Rajaque became a teacher in 2005. He then went on to head the Art of Living’s Media Communication Bureau for two years before moving to the North-East as a travelling teacher.

“In 2008, I travelled to Muslim villages in Assam. It was difficult to make them understand and value the knowledge. But there were so many healing experiences, like high sugar levels suddenly becoming normal, that slowly people began accepting the knowledge. It was a humbling experience,” he recalls.

Rajaque points out that the lifestyle in tribal areas like Arunachal Pradesh, where he is currently teaching, is quite unhealthy.

“Making the knowledge relevant in places like these is quite a big challenge. But we have learnt to present it in a way that is relevant. Gurudev’s knowledge is universal, but we try to tailor the knowledge as required. People also come to the course to relieve themselves of their ailments. The local people are now getting involved in a big way.”

Rajaque has now brought the Art of Living to many districts in Arunachal Pradesh including Itanagar, Papumparey, East Siang, West Siang, East Kameng and West Kameng.

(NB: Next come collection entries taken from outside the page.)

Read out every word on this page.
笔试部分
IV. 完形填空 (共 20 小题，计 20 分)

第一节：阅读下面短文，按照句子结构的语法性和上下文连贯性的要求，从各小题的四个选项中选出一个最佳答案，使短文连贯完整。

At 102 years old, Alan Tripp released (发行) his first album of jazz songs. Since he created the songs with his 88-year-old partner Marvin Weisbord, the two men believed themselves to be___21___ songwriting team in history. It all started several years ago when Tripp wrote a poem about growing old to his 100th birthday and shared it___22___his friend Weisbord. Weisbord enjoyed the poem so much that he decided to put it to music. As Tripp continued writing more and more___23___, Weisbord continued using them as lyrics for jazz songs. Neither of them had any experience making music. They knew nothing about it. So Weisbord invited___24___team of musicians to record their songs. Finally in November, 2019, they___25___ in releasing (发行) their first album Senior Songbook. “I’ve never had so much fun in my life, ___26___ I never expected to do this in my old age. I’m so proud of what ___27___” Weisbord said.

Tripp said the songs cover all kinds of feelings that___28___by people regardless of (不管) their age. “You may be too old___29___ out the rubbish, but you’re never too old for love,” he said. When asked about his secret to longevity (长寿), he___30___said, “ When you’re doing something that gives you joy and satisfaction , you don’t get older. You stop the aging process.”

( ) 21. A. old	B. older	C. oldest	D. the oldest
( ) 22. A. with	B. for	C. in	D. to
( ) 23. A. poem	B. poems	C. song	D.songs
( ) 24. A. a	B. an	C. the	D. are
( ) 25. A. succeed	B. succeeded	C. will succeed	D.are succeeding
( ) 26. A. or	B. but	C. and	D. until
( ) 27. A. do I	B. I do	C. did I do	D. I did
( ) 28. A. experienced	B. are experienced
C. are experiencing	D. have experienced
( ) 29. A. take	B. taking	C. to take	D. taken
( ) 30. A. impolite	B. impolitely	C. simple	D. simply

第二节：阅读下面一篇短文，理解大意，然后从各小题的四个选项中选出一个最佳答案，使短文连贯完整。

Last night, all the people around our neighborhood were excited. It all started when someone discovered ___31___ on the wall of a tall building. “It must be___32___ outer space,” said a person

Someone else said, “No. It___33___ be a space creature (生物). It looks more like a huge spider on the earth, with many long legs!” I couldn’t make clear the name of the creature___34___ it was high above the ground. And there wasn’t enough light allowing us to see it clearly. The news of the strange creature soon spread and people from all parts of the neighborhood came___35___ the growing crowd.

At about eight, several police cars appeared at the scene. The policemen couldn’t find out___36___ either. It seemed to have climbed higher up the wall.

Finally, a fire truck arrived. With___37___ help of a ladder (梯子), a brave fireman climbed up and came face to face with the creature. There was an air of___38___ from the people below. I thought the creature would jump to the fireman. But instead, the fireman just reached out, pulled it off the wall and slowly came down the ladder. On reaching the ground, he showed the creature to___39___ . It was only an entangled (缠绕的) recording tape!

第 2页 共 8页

“We conduct a lot of orientation and awareness programmes. Right now we are making Art of Living relevant by educating people,” he explains.

He is also involved in the construction of a new ashram in the region, apart from acting as a mentor for the free schools for children that are being set-up.

Underlying all his efforts is spirituality, which Rajaque believes is the process of becoming comfortable with everything, including oneself.

“Usually one gets caught up in one’s thoughts and emotions. Spirituality makes one free from all prejudice and bondage. I have learnt to become a witness to my life. I just do my best and see how things unfold.”

The universality of Sri Sri Ravi Shankar’s principles is what strikes a chord with Rajaque.

“This knowledge is simple yet deep and can be accepted by everyone. I want to bring this life transforming experience to as many people as possible. My life becomes worthwhile even if I take to just one person.”

He feels that the first and only barrier to the knowledge is the process of coming to the course.

“As soon as one sits on the course, all barriers fall away. My parents initially had trouble understanding why I quit my job and went to the ashram. But things turned a full circle once they experienced the depth after spending time Gurudev. Now they consult me before taking any decisions.”

Rajaque admires the way Sri Sri connects with anybody he meets.

“In my profession, I meet all kinds of people. But I have never come across one like Sri Sri, who looks at humanity without barriers and considers everybody as his own. He thinks for all humanity and the world really needs him now.”